Augustus
Augustus copied to clipboard
PanSN is incompatible with gff2gbSmallDNA.pl
Hello,
In a pangenome project in A. thaliana we have adopted @ekg's PanSN contig naming scheme. Specifically, we name contigs like ${INDIVIDUAL}#${HAPLOTYPE_N}#${CONTIG_OR_CHROM}
, e.g. at9900#1#chr1
.
However, gff2gbSmallDNA.pl line 106 removes anything following the first # in a GFF line, which in our case leaves just the individual name (and completely breaks both Augustus and BUSCO).
One could argue that #
is an eclectic choice for a field separator, but all the sensible ones have already been taken in e.g. the names of individuals etc, hence (I think) why PanSN recommends the #
delimiter. Given that I'm pretty sure GFF files never have in-line comments, would you consider changing the line linked above to remove only comments that start at the start of a line?

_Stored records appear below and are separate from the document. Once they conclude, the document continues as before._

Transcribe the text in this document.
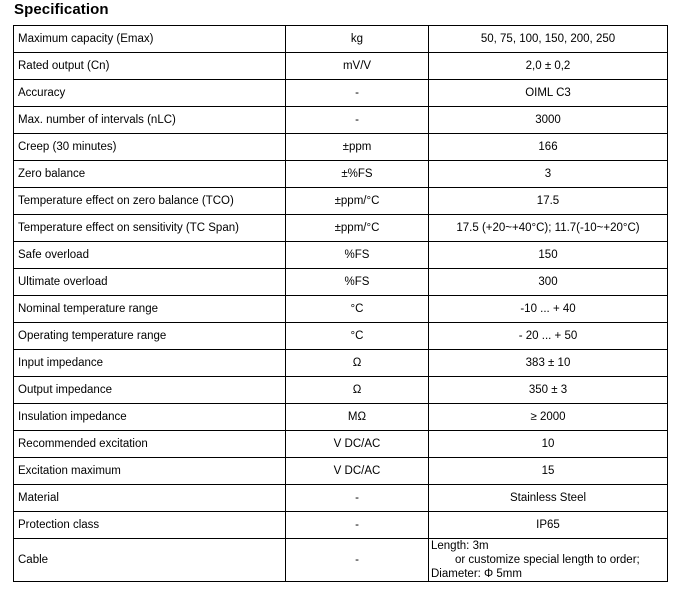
Specification
Maximum capacity (Emax)	kg	50, 75, 100, 150, 200, 250
Rated output (Cn)	mV/V	2,0 ± 0,2
Accuracy	-	OIML C3
Max. number of intervals (nLC)	-	3000
Creep (30 minutes)	±ppm	166
Zero balance	±%FS	3
Temperature effect on zero balance (TCO)	±ppm/°C	17.5
Temperature effect on sensitivity (TC Span)	±ppm/°C	17.5 (+20~+40°C); 11.7(-10~+20°C)
Safe overload	%FS	150
Ultimate overload	%FS	300
Nominal temperature range	°C	-10 ... + 40
Operating temperature range	°C	- 20 ... + 50
Input impedance	Ω	383 ± 10
Output impedance	Ω	350 ± 3
Insulation impedance	MΩ	≥ 2000
Recommended excitation	V DC/AC	10
Excitation maximum	V DC/AC	15
Material	-	Stainless Steel
Protection class	-	IP65
Cable	-	Length: 3m
or customize special length to order;
Diameter: Φ 5mm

I'm tagging @ekg here as perhaps changing the recommended PanSN delimiter (e.g. to ~
or !
) would be a more complete solution?
In any case for now I've changed line 106 to s/^#//;
, i.e. only remove comments from the start of the line, which has fixed the issue for me.
Best, Kevin
There is software, like the parser https://agat.readthedocs.io/en/latest/gxf.html that allows comments elsewhere than at at the start of the line. The Sanger allows such in-line comments in their GFF spec: https://web.archive.org/web/20010208224442/http://www.sanger.ac.uk:80/Software/formats/GFF/GFF_Spec.shtml
Your solution might brake inputs from programs that use such comments, but it appears that the could be a compromise where one considers #
as comment introducing if there were already 7 tabs before it in a line.